In the real-world J-DART study (NCT05012865), a clinically meaningful benefit was observed in patients (N = 48) with aRCC treated with 1L avelumab + axitinib 1 year after its approval in Japan, including patients aged <75 years or ≥75 years. While J-DART contributed to the understanding of real-world treatment patterns of avelumab + axitinib soon after its approval, the study was limited by small patient numbers [24]. In addition, a post-marketing surveillance (PMS) study in Japan confirmed the acceptable safety and tolerability of avelumab + axitinib in patients with aRCC treated in clinical practice [25]. Here we report findings from the larger observational J-DART2 study (N = 150), which examined long-term, real-world baseline characteristics and treatment outcomes in patients with aRCC treated with 1L avelumab + axitinib and followed for ≥2 years in Japan.
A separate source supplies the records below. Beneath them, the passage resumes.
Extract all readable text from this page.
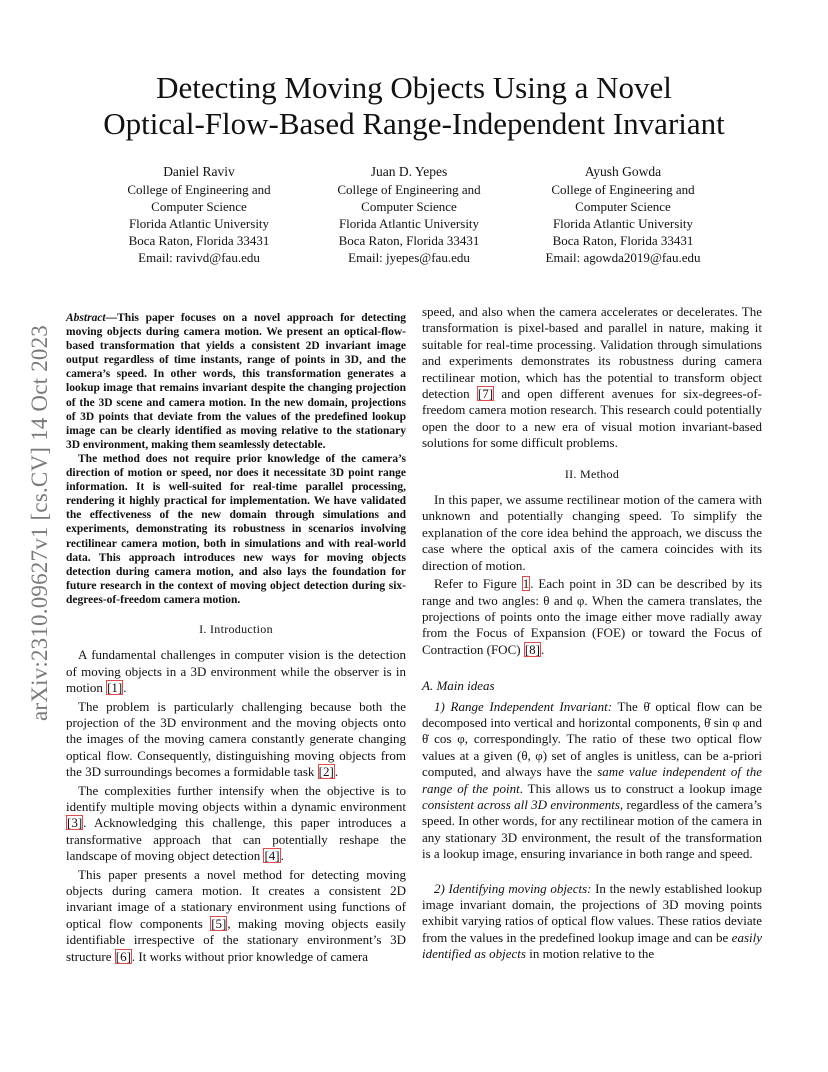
arXiv:2310.09627v1 [cs.CV] 14 Oct 2023
Detecting Moving Objects Using a Novel
Optical-Flow-Based Range-Independent Invariant
Daniel Raviv
College of Engineering and
Computer Science
Florida Atlantic University
Boca Raton, Florida 33431
Email: ravivd@fau.edu
Juan D. Yepes
College of Engineering and
Computer Science
Florida Atlantic University
Boca Raton, Florida 33431
Email: jyepes@fau.edu
Ayush Gowda
College of Engineering and
Computer Science
Florida Atlantic University
Boca Raton, Florida 33431
Email: agowda2019@fau.edu

Abstract—This paper focuses on a novel approach for detecting moving objects during camera motion. We present an optical-flow-based transformation that yields a consistent 2D invariant image output regardless of time instants, range of points in 3D, and the camera’s speed. In other words, this transformation generates a lookup image that remains invariant despite the changing projection of the 3D scene and camera motion. In the new domain, projections of 3D points that deviate from the values of the predefined lookup image can be clearly identified as moving relative to the stationary 3D environment, making them seamlessly detectable.

The method does not require prior knowledge of the camera’s direction of motion or speed, nor does it necessitate 3D point range information. It is well-suited for real-time parallel processing, rendering it highly practical for implementation. We have validated the effectiveness of the new domain through simulations and experiments, demonstrating its robustness in scenarios involving rectilinear camera motion, both in simulations and with real-world data. This approach introduces new ways for moving objects detection during camera motion, and also lays the foundation for future research in the context of moving object detection during six-degrees-of-freedom camera motion.

I. Introduction

A fundamental challenges in computer vision is the detection of moving objects in a 3D environment while the observer is in motion [1].

The problem is particularly challenging because both the projection of the 3D environment and the moving objects onto the images of the moving camera constantly generate changing optical flow. Consequently, distinguishing moving objects from the 3D surroundings becomes a formidable task [2].

The complexities further intensify when the objective is to identify multiple moving objects within a dynamic environment [3]. Acknowledging this challenge, this paper introduces a transformative approach that can potentially reshape the landscape of moving object detection [4].

This paper presents a novel method for detecting moving objects during camera motion. It creates a consistent 2D invariant image of a stationary environment using functions of optical flow components [5], making moving objects easily identifiable irrespective of the stationary environment’s 3D structure [6]. It works without prior knowledge of camera

speed, and also when the camera accelerates or decelerates. The transformation is pixel-based and parallel in nature, making it suitable for real-time processing. Validation through simulations and experiments demonstrates its robustness during camera rectilinear motion, which has the potential to transform object detection [7] and open different avenues for six-degrees-of-freedom camera motion research. This research could potentially open the door to a new era of visual motion invariant-based solutions for some difficult problems.

II. Method

In this paper, we assume rectilinear motion of the camera with unknown and potentially changing speed. To simplify the explanation of the core idea behind the approach, we discuss the case where the optical axis of the camera coincides with its direction of motion.

Refer to Figure 1. Each point in 3D can be described by its range and two angles: θ and φ. When the camera translates, the projections of points onto the image either move radially away from the Focus of Expansion (FOE) or toward the Focus of Contraction (FOC) [8].

A. Main ideas

1) Range Independent Invariant: The θ̇ optical flow can be decomposed into vertical and horizontal components, θ̇ sin φ and θ̇ cos φ, correspondingly. The ratio of these two optical flow values at a given (θ, φ) set of angles is unitless, can be a-priori computed, and always have the same value independent of the range of the point. This allows us to construct a lookup image consistent across all 3D environments, regardless of the camera’s speed. In other words, for any rectilinear motion of the camera in any stationary 3D environment, the result of the transformation is a lookup image, ensuring invariance in both range and speed.

2) Identifying moving objects: In the newly established lookup image invariant domain, the projections of 3D moving points exhibit varying ratios of optical flow values. These ratios deviate from the values in the predefined lookup image and can be easily identified as objects in motion relative to the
In addition, we report results from subgroup analyses in patients aged ≤64 years, 65–74 years, or ≥75 years.

Patients and methods

Study design

J-DART2 (NCT05650164) was a multicenter, observational, retrospective study performed at 19 sites in Japan. Clinical data from patients with aRCC who started treatment with 1L avelumab + axitinib between 20 December 2019 (approval date) and 17 October 2022 were analyzed. The observation period was from the date of the first prescription until 31 October 2022. Data were collected from patient medical records within the follow-up period. All decisions regarding the treatment and clinical management of patients were made by the investigator as part of standard clinical care in a real-world setting and irrespective of the patient’s participation in the study. Ethical review boards at all study sites approved the study protocol and related documentation. The study conduct complied with the Declaration of Helsinki and applicable local laws in Japan.

Patients

Patients were aged ≥18 years and received 1L avelumab + axitinib for curatively unresectable locally advanced or metastatic RCC (based on the General Rule for Clinical and Pathological Studies on Renal Cell Carcinoma [5th edition]). For surviving patients who had routine visits to the study site, a signed informed consent document was obtained. For surviving patients who had been transferred to another hospital, evidence of oral informed consent was obtained. Deceased patients who met the inclusion criteria were included unless the patient’s family opted out. Patients were ineligible if they were participating in a prospective interventional clinical trial during the follow-up period.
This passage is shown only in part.